Ya no era de noche, ni siquiera la brillante noche de la aurora y los soles blancos Castor. El viaje había empezado en el equinoccio. Cuatro días medeanos después, los puntos de levante y poniente estaban por delante de los exploradores. Los gemelos Castor C permanecían toda la jornada en el firmamento, y no se pondrían durante las treinta revoluciones de Medea en torno a Argo. Esto, al menos, resolvía la cuestión de si era o no conveniente viajar de noche.

En los días siguientes no hubo más ataques, y el aburrimiento volvió a amenazar con minar la moral del miembro humano del equipo explorador. Al séptimo día experimentó la necesidad de aliviar el aburrimiento.

Beedee, con su exacto sentido visual, había medido la distancia recorrida, trazando el mapa del valle con una exactitud muy superior a la de la raza humana. Se hallaban a la sazón a algo más de quinientos cincuenta kilómetros de la bahía, y también los globos viajaban, como hacían muchos. Los vientos aumentaban de velocidad en ambas direcciones, y cada vez había más organismos en el valle.

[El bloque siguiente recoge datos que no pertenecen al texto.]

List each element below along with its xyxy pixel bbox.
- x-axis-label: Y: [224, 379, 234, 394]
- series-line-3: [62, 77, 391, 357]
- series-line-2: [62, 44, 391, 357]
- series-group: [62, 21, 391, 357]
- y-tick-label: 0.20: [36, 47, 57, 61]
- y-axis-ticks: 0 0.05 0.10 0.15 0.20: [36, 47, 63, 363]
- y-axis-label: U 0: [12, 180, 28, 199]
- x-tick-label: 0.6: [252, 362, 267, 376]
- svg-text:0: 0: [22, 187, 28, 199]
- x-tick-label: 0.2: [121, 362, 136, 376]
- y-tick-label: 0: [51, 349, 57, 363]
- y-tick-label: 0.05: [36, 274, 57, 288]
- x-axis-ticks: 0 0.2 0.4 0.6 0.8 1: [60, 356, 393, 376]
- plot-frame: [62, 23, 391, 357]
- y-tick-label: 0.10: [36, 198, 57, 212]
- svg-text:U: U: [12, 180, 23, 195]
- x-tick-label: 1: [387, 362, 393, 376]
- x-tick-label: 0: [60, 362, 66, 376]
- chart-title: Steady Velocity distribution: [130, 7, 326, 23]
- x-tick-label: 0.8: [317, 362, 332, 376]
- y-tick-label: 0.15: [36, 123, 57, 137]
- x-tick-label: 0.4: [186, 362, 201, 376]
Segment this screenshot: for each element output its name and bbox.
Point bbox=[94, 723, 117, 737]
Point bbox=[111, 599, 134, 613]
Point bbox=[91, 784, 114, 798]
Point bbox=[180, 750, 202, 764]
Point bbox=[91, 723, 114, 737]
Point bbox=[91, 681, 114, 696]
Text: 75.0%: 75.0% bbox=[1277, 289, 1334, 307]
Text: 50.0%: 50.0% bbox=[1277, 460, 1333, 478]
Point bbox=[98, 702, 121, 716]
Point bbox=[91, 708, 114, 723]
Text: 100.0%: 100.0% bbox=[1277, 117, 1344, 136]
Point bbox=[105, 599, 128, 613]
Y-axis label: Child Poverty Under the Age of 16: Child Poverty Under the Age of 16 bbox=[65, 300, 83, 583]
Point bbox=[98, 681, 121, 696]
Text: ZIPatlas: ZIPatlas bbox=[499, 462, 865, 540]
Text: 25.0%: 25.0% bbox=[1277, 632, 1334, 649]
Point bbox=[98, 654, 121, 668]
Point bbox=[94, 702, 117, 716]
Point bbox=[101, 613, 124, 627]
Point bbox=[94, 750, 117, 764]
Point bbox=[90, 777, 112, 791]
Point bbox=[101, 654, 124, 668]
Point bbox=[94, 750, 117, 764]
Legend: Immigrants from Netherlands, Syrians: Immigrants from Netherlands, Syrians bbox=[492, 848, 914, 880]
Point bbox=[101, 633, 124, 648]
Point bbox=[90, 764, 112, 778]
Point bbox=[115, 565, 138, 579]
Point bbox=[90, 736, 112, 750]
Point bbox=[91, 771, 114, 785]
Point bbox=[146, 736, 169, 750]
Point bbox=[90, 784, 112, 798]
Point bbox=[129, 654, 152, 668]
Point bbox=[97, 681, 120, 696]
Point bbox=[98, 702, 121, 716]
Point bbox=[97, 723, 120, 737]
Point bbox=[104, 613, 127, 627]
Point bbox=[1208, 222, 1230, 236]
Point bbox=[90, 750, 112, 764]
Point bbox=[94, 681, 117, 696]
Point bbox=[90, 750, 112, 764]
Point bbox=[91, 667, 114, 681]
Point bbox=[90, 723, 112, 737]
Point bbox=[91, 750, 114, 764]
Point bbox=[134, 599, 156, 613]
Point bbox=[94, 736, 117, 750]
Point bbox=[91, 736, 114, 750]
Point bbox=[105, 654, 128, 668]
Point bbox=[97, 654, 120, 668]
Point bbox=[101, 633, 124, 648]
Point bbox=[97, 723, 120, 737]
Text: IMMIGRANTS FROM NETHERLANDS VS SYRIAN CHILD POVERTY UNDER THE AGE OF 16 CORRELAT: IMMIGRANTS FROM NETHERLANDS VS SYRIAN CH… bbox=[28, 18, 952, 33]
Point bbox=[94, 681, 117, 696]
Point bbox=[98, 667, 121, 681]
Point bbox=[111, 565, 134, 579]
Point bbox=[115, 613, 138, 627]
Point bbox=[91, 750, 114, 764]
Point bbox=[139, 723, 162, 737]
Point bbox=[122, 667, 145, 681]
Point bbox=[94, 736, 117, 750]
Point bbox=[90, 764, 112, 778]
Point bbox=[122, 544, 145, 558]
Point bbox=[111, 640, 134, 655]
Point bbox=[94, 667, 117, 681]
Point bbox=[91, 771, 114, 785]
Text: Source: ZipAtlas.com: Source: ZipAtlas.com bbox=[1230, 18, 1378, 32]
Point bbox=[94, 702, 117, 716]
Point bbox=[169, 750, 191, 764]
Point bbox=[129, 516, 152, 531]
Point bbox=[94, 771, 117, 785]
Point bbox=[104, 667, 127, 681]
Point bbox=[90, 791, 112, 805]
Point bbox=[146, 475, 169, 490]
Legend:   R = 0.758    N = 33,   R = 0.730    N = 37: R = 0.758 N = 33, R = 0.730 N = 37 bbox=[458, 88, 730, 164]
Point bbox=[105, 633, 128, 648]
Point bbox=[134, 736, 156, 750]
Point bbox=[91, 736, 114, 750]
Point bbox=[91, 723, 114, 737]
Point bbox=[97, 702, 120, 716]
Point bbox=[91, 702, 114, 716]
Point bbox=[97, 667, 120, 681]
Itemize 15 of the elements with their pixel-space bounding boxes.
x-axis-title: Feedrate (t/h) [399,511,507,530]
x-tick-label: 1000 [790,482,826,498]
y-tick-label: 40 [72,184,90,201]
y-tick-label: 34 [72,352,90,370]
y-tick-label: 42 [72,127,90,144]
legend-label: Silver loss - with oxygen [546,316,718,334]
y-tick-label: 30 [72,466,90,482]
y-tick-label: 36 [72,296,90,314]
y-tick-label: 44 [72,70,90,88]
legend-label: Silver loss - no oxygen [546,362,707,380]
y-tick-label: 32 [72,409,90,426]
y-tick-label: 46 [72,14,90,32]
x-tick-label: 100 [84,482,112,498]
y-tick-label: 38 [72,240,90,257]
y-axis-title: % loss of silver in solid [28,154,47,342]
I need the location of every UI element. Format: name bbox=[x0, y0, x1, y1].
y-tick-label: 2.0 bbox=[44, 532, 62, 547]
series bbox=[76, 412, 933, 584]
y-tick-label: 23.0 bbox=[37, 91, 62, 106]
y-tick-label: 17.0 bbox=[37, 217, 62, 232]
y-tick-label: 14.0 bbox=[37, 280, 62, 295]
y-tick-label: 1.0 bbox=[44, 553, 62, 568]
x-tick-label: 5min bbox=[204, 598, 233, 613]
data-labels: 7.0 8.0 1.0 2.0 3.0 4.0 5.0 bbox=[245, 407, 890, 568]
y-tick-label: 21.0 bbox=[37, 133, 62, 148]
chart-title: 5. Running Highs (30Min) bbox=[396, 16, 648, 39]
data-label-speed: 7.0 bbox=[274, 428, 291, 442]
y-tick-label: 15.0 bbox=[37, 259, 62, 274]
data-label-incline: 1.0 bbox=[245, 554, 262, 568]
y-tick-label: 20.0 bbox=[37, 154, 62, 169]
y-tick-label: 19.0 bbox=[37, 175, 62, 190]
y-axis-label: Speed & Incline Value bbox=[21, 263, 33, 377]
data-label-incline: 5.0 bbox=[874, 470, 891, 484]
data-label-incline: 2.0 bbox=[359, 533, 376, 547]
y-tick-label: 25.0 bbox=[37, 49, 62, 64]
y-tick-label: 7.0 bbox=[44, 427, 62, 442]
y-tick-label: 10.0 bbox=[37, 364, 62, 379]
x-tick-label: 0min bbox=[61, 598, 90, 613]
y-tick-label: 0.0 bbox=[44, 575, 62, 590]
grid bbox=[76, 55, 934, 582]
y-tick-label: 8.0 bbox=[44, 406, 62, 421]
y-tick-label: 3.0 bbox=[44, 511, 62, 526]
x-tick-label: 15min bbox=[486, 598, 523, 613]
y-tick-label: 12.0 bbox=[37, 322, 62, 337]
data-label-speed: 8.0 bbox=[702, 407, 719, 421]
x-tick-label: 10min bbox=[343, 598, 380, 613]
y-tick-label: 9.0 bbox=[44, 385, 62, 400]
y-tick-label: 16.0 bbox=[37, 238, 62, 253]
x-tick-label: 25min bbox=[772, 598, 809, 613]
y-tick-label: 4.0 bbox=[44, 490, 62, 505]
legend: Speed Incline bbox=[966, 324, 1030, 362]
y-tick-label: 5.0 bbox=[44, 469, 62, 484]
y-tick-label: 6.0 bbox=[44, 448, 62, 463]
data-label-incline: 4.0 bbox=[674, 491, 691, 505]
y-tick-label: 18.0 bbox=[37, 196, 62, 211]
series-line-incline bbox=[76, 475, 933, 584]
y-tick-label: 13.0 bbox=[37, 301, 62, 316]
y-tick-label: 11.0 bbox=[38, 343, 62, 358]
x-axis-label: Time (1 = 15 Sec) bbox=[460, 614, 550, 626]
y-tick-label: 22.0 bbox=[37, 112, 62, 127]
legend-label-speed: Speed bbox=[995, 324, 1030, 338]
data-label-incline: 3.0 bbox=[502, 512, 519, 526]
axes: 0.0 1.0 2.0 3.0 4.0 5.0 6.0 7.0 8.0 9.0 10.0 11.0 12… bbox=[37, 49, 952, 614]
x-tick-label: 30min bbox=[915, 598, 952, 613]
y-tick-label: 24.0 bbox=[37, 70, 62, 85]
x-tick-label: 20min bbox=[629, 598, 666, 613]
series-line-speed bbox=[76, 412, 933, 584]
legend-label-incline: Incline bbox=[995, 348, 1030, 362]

Los vientos inferiores, cara a la bahía, eran menos intensos y de menor duración que los que soplaban a espaldas de los viajeros, pero a medida que transcurrían los días se adivinaba un cambio.

Beedee — observó Faivonen al terminar de desayunarse el séptimo día —, me hallo cansado de aguardar que suceda algo. Hace dos días me sentía inclinado a animar las cosas, osea a sazonar esta comida de tus conocimientos, apostando contigo una o dos veces. Luego, no se me ocurrió nada digno de apostar. Pero ahora ya lo tengo. Lo malo es que no estoy seguro de que la apuesta sea justa, ya que tú calculas las cosas mucho mejor que yo. Bien, creo que vale la pena probar, si has de decirme la verdad.

— ¿Probar qué? ¿Y por qué no habría de decirte la verdad?

— Lo contrario comportaría unas características humanas, que afirmas no poseer. Lo que deseo probar es una apuesta. Por ejemplo, pensaba en esos globos. El viento los impulsa hacia la cara fría del planeta; una vez allí no creo que puedan hacer nada, aparte de helarse. Podríamos apostar respecto a cuántos globos helados hay en los glaciares que los dos creemos que están a unos centenares de kilómetros de aquí, con los inciertos métodos naturales de escape que no he sido capaz de imaginar.